Liberia was colonised in 1822 by freed slaves coming directly from America through the administration of the American Colonisation Society. Independence was achieved in 1847 under J.J. Roberts, who was born a free man in Norfolk Virginia. He was a successful and ambitious trader, with great diplomatic skills, and was noted for his public speaking.

"When we look abroad and see by what slow and painful steps, marked with blood and ills of every kind, other states of the world have advanced to liberty and independence, we can not but admire and praise that all gracious Providence, who by his unerring ways, has, with so few sufferings on our part, compared with other states, led us to this happy stage in our progress towards those great and important objects...

He will miraculously make Liberia a paradise, and deliver us, in a moment of time from all the ills and inconveniences consequent upon the peculiar circumstances under which we are placed..."
- J.J. Robert's Inaugural Address.

Listen

However much Liberians resented America it continued to be a point of reference for the Liberian elite. The indigenous people in turn were hostile to these newcomers from overseas and harassed and attacked them regularly throughout the 19th century.

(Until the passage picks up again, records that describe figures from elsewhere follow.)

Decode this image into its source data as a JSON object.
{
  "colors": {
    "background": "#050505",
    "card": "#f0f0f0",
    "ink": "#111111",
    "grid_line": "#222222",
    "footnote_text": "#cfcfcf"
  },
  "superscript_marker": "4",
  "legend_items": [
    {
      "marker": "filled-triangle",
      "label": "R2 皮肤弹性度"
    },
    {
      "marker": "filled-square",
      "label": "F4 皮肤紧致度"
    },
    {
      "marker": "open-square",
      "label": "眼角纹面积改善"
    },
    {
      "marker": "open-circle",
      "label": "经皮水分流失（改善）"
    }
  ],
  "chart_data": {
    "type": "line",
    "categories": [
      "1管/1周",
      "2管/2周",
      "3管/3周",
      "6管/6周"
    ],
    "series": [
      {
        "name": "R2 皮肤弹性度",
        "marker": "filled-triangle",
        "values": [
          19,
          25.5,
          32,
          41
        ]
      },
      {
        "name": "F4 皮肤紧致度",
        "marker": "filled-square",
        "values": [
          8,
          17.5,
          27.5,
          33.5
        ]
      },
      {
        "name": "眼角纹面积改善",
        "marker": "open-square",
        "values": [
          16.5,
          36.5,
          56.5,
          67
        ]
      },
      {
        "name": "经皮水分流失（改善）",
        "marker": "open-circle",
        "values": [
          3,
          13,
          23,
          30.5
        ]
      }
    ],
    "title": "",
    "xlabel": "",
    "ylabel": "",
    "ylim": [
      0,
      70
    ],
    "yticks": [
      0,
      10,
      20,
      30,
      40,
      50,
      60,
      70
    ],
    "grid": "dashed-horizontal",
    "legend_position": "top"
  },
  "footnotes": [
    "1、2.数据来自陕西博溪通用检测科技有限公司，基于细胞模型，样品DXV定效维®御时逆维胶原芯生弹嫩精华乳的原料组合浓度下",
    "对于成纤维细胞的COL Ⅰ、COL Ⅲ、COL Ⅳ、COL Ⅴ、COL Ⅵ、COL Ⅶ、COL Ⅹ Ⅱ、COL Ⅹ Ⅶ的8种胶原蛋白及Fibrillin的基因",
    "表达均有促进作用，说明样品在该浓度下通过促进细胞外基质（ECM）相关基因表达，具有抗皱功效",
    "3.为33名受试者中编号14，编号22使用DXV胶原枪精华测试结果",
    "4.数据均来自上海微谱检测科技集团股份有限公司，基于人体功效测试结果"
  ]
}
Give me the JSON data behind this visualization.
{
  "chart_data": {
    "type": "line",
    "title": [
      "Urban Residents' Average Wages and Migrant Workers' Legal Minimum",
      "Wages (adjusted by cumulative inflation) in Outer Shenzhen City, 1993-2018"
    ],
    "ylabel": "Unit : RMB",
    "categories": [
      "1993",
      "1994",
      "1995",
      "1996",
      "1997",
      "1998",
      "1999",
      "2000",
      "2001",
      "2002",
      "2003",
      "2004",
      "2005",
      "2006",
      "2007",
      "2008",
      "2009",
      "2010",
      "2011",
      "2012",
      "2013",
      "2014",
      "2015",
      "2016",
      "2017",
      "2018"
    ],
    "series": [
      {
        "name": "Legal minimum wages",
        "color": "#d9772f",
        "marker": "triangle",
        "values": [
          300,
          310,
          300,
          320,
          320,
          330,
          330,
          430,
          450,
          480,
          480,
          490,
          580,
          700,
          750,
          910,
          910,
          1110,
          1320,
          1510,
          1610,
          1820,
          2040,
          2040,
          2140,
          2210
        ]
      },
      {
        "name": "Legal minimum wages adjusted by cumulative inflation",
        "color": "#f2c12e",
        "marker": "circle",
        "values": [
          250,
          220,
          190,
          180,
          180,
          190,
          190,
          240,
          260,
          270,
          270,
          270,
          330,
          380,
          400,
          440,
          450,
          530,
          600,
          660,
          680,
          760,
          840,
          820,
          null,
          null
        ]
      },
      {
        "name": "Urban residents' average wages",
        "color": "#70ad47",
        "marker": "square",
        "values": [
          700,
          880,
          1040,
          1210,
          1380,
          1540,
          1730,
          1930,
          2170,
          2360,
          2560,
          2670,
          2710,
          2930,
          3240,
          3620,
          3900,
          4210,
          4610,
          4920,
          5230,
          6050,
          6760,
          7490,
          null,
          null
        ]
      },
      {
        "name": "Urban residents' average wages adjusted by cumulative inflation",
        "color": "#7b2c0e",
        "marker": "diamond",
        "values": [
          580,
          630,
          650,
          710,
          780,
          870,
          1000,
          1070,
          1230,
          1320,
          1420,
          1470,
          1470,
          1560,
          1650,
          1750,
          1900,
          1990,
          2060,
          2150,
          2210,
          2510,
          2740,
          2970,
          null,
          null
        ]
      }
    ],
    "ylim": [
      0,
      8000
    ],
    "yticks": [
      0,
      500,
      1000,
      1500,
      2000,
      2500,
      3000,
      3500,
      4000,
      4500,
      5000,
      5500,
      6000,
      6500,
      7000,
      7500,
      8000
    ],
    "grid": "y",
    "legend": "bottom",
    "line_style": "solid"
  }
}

"The natives have been kept in a state of rebellion, by influence of one Grando, a chief, who was always opposed to the life of civilisation. Although he sold a tract of land to the government, and received payment, giving his signature, still he has always acted the rogue. He has ever kept Bassa tribe in a state of hostility to the emigrants and the government." - History of Republic Liberia, by a resident of Monrovia.

Back in America some abolitionists attacked Liberia for being a place to dump freed slaves, so confusing the issue of emancipation. Like the elite of Sierra Leone, the Liberians of Monrovia focussed more and more on the professions - medicine, law, administration - rather than trade. Education at home and abroad became hugely prized.

In the 1880s Liberia came up against European colonial ambition, first losing territory to British-ruled Sierra Leone; then the south east of the country was taken by France in 1891 with subsequent territorial losses around the 1900's. However, Liberia along with Ethiopia had the distinction of being self-ruling in Sub-Saharan Africa, where everywhere else was under colonial rule.